This is the second part of a two part blog. The first part can be found here.

In August 2021, TASO put out a call to more than 170 higher education providers inviting them to participate in a study examining the impact of a text message intervention on financial capability and wellbeing. In total 25 universities responded to the call and 15 launched in September to over 35,000 widening participation students. So, how many students completed the study? And what is the effect on the results and their interpretation?

Of the 35,000+ widening participation students invited to participate in our recent financial capability study [1], 2,140 completed the baseline survey (approximately 5% response rate). Of these, 1,389 agreed to be recontacted for the follow up survey in December which was completed by 303 students (approximately 20% response rate). While the response may seem low, this rate is, sadly, not uncommon for studies with students with busy lives. However, it does have implications for the conclusions drawn from the research.

The lower the response rate in a survey the more likely it is to have sampling bias; this is when some members of your ‘population’ are systematically more likely to be in your sample than others. In our financial capability study, we arguably introduced sampling bias at two points: once when recruiting universities and again when recruiting students [2]. The low response rate between baseline and follow up surveys also introduces attrition bias which can cause additional problems if the likelihood to complete the follow up survey is related to the treatment the participant received [3]. Both selection biases can limit the generalisability of findings to other groups of people, but more concerningly they can affect the internal validity [4] of the research if a fundamental flaw means the findings cannot be applied to anyone. Fortunately, in our financial capability study we found no evidence that the treatment and control group are so different they were unlikely to come from the same population (for example, widening participation, demographic and socioeconomic factors are balanced across the different conditions). This provides reassurance that the findings are internally valid even if caution should be taken when applying them to other student populations.

The magnitude of the impact of these selection biases and the direction of their effect is often hard to determine.

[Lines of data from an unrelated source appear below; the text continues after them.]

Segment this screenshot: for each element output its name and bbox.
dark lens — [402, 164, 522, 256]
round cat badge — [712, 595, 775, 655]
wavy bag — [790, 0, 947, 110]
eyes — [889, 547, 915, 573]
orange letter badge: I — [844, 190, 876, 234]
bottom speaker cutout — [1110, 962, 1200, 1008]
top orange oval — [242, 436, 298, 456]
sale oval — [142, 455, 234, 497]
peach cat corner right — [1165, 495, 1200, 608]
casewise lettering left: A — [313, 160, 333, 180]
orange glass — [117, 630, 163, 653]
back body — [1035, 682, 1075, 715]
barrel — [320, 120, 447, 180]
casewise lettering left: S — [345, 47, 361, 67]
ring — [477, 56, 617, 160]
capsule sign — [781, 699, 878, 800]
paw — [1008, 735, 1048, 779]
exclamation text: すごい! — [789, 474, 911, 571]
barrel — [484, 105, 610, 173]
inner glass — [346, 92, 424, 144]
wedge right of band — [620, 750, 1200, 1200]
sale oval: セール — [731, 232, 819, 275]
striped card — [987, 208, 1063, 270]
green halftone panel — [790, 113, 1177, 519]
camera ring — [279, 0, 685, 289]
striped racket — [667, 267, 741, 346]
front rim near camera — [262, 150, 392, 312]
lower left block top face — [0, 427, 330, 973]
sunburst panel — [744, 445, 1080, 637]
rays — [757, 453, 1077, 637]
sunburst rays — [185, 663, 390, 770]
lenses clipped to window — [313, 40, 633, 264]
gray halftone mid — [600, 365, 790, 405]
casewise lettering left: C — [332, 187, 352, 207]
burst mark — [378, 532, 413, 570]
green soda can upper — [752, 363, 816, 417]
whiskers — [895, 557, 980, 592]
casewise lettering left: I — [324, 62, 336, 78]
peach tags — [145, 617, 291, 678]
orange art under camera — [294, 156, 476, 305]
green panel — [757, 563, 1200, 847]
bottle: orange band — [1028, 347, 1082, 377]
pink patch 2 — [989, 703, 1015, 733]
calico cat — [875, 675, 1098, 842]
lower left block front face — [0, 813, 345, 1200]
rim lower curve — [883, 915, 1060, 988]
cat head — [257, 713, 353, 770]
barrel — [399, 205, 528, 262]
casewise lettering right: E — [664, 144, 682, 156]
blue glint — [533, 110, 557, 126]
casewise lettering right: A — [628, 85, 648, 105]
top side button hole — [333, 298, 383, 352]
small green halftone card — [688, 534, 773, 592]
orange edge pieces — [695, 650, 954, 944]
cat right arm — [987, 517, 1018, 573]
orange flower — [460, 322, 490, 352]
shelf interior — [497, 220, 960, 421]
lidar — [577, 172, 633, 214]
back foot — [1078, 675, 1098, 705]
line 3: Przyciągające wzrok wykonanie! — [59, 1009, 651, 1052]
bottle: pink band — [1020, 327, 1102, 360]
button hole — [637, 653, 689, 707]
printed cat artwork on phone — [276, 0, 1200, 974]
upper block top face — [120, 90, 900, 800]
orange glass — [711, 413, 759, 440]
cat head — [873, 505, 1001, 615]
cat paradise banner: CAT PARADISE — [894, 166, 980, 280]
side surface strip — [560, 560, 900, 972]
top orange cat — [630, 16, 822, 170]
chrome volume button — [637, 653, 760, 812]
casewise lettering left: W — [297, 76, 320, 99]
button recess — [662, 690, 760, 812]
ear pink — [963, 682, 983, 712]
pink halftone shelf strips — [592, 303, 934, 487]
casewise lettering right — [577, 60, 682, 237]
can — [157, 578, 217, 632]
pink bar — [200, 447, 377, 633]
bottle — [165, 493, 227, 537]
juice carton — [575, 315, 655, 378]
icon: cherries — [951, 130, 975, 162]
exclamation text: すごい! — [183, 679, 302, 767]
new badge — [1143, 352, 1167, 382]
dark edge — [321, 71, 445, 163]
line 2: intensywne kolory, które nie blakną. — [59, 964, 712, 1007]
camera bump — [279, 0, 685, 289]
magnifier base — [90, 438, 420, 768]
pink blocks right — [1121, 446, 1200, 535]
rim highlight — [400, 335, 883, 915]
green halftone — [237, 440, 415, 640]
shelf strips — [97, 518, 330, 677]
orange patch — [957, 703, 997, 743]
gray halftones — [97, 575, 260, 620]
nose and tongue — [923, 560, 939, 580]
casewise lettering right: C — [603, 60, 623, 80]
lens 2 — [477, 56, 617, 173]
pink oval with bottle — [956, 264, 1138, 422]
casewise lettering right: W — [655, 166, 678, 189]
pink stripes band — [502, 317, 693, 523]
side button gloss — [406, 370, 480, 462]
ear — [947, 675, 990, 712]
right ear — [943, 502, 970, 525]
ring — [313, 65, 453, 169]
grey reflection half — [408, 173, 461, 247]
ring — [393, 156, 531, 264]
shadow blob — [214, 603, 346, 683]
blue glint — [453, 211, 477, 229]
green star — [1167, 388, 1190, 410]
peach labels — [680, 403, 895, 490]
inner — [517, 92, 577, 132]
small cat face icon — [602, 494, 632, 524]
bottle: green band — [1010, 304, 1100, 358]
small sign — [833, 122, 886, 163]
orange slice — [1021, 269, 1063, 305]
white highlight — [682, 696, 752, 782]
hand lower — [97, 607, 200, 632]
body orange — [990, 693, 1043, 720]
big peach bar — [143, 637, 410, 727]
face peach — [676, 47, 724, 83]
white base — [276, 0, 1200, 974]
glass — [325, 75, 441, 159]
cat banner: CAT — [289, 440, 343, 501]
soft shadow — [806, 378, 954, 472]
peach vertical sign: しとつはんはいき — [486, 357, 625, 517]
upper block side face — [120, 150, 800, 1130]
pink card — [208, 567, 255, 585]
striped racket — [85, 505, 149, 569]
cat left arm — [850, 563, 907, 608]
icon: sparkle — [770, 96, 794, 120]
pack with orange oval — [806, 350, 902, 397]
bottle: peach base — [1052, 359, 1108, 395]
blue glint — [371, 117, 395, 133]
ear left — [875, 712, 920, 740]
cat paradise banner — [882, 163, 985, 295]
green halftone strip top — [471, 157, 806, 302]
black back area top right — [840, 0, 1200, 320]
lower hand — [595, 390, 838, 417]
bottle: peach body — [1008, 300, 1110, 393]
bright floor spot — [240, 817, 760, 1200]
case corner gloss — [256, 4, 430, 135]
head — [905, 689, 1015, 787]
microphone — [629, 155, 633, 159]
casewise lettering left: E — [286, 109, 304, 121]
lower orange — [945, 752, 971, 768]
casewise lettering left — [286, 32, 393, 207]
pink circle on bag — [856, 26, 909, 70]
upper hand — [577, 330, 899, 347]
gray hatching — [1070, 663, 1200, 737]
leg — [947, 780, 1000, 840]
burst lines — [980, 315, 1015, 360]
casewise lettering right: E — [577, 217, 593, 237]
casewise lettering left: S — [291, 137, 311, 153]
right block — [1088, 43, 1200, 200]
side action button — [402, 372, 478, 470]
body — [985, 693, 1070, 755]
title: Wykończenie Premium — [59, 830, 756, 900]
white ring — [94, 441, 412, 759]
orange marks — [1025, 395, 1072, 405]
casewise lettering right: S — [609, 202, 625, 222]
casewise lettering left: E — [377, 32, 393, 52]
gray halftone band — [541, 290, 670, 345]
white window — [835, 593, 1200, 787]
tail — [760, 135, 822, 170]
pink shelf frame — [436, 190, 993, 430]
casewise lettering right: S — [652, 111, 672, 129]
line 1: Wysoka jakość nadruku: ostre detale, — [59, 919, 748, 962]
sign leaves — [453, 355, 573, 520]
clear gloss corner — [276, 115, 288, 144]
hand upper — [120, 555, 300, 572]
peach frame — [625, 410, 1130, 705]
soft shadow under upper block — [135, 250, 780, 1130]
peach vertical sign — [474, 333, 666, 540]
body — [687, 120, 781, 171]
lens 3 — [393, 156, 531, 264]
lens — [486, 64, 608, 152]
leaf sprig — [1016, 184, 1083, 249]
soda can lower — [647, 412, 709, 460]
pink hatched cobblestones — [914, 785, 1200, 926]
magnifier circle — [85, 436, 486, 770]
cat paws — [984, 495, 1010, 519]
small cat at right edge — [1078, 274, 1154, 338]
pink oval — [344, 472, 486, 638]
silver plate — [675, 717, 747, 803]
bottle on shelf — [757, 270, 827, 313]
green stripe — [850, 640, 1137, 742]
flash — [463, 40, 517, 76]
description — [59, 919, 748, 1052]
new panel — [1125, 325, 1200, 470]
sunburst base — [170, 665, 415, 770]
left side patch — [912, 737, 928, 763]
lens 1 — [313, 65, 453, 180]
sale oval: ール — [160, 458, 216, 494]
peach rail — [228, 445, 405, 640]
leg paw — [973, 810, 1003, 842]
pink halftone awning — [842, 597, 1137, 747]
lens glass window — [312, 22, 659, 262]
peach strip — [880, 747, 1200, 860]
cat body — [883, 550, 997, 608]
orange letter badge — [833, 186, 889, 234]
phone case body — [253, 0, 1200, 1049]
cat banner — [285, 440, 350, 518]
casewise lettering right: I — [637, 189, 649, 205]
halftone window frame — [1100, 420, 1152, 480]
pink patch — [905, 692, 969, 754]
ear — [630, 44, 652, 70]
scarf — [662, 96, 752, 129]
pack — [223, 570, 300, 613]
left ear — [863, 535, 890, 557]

Therefore, wherever possible it is good to try to minimise selection bias.  So what can you do to make sure you minimise selection bias in your own surveys?

  • Time the research carefully 

In our study, we wanted the intervention to span the first term of the academic year which meant the baseline survey needed to be sent during freshers week and the follow up survey in the final week of term. Neither times are ideal for a student population as the competition for attention is great. The best time to send a survey can depend on the target audience; if you’ve run surveys before you can look at the timing of responses to see when you’re likely to get the best response in future surveys.

  • Don’t over survey the same group

If you have lots of surveys at the same time, students can get fatigued and stop responding which can bias who responds. This is one reason that some universities limit surveys sent to final year students around the time the National Student Survey is released.

  • Offer compensation

There’s lots of evidence that suggests compensating people for their time  can drastically increase the odds of responding to a survey. The amount, whether it is prepaid, if it is cash, a voucher or charitable donation and whether it is offered to everyone or a prize draw can all impact the effectiveness of compensations. While research overwhelmingly suggests there are benefits for response rates when offering compensation for respondents’ time , there’s not a one size fits all approach. Generally, as long as it has universal appeal to your target population and is not disproportionate to the task, you can’t go too wrong [5].

  • Keep the survey open for as long as possible 

The longer your survey is open the more responses you’re likely to get. Baseline surveys were open for a minimum of a week and follow up surveys a minimum of three weeks in the financial capability study but ideally, they’d have been open a little longer. Sending out a reminder email is often useful to prompt those who have forgotten or missed your initial message.

Ultimately, all survey research is affected by selection biases but being aware of how it might affect your results and how you can minimise it can make sure your research is as robust as possible.

To read more about the results of our financial wellbeing and capability study, please see here.

If you have further questions about this research or are running research at your university that you think would be of wider interest and would like to find out more about how TASO could support evaluation, please get in touch with us at


[1] The study was run by King’s College London in partnership with TASO and WWCSC.

[2] There may also be other points of selection bias, for example we do not include any eligible students who didn’t sign up to the university’s mailing list.

[3] For example if the intervention provides techniques to avoid procrastination, it may result in fewer people in the treatment group completing the follow up survey than the control.

[4] That’s the degree of confidence you have in the causal relationship not being influenced by other factors or variables.

[5] Offering, for example, a voucher for a free coffee in the Campus café may bias your sample towards those that like coffee or live on campus. Equally, offering £50 to every respondent of a 2 minute survey may positively bias responses (and is also not likely to be that much more effective than a £50 prize draw across respondents).